AbstractA series of mono‐functionalized core‐modified expanded porphyrin building blocks such as thiasapphyrin, thiarubyrin, oxasmaragdyrin, and BF2–oxasmaragdyrin have been synthesized by simple condensation of readily available precursors. The mono‐functionalized core‐modified expanded porphyrin building blocks were used to synthesize the first three examples of covalently linked diphenylethyne‐bridged dyads containing two different expanded porphyrin macrocycles, namely thaisapphyrin–BF2–oxasmaragdyrin, thiarubyrin–BF2–oxasmaragdyrin, and thiasapphyrin–thiarubyrin, by coupling appropriate mono‐functionalized expanded porphyrin building blocks under mild Pd0 coupling reaction conditions. The three dyads were freely soluble in common organic solvents and characterized by MS, NMR, absorption, electrochemical, and fluorescence techniques.
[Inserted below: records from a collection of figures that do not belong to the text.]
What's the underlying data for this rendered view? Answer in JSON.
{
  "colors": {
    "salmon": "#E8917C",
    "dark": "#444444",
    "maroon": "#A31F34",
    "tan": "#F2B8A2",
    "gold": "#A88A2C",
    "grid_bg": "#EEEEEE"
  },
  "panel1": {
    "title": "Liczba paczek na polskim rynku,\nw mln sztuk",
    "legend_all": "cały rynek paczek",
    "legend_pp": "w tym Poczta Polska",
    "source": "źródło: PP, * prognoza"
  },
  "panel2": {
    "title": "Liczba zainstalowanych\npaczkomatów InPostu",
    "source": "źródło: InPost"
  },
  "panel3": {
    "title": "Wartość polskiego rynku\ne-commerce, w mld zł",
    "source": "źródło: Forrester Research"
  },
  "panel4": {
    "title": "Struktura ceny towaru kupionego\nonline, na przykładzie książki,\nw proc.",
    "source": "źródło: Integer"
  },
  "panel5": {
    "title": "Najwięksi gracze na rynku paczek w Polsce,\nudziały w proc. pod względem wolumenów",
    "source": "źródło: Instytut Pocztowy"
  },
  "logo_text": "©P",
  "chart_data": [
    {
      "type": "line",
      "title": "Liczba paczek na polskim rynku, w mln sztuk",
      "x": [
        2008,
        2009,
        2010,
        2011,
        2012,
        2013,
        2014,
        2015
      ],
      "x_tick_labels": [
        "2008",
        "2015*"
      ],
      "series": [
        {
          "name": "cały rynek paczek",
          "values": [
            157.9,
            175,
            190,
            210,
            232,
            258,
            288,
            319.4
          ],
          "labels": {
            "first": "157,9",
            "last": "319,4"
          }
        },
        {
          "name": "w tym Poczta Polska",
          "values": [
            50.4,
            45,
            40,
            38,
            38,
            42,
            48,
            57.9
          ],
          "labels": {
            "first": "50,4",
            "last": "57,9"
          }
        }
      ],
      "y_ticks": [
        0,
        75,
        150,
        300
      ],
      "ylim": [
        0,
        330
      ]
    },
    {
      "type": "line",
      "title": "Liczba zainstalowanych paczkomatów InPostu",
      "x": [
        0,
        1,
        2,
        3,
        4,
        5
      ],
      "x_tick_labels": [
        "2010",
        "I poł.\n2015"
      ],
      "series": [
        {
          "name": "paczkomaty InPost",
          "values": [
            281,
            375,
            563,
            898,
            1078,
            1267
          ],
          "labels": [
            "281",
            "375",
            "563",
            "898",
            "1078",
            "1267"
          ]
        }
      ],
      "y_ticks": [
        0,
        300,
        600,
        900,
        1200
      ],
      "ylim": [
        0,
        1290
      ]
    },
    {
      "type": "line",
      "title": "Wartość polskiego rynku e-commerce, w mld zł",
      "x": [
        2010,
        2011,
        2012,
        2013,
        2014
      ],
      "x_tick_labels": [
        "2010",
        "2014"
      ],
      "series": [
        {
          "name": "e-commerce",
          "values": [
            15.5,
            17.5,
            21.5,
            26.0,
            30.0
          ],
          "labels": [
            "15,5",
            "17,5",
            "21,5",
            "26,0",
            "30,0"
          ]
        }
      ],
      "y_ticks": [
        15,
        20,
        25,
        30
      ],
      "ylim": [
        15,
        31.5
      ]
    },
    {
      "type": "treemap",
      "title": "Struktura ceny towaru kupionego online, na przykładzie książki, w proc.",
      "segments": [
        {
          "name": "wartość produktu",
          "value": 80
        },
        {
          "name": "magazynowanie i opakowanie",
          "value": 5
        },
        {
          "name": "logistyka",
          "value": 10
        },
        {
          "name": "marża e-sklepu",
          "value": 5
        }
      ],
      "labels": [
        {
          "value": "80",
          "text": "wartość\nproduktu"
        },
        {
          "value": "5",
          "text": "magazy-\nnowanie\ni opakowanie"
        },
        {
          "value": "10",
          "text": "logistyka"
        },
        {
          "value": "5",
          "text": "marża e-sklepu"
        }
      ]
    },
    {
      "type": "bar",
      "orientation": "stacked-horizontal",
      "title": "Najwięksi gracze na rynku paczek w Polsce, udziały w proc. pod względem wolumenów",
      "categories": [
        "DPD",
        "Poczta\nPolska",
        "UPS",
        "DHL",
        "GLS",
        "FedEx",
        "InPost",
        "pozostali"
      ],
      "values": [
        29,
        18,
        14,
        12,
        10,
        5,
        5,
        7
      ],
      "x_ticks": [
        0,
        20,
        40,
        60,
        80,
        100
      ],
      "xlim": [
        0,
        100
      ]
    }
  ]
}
The NMR, absorption, and electrochemical studies indicated that the two macrocycles in the dyads interact weakly with each other and maintain their independent characteristic features. The steady‐state fluorescence studies of the dyads showed that the thiasapphyrin and thiarubyrin units are nonfluorescent but fluorescence was observed from the BF2–oxasmaragdyrin unit. However, the quantum yield of the BF2–oxasmaragdyrin unit in the dyads was less than that of monomeric BF2–oxasmaragdyrin because of an enhancement of nonradiative decay channels operating in the dyads. The potential use of two of the three dyads containing the BF2–smaragdyrin subunit as fluorescent sensors for anions was explored. The studies showed that the binding of the anion at the protonated sapphyrin and rubyrin sites in the respective dyads can be followed by the clear changes in the fluorescence band of the BF2–oxasmaragdyrin unit, which indicates that these dyads can be used as fluorescent anion sensors.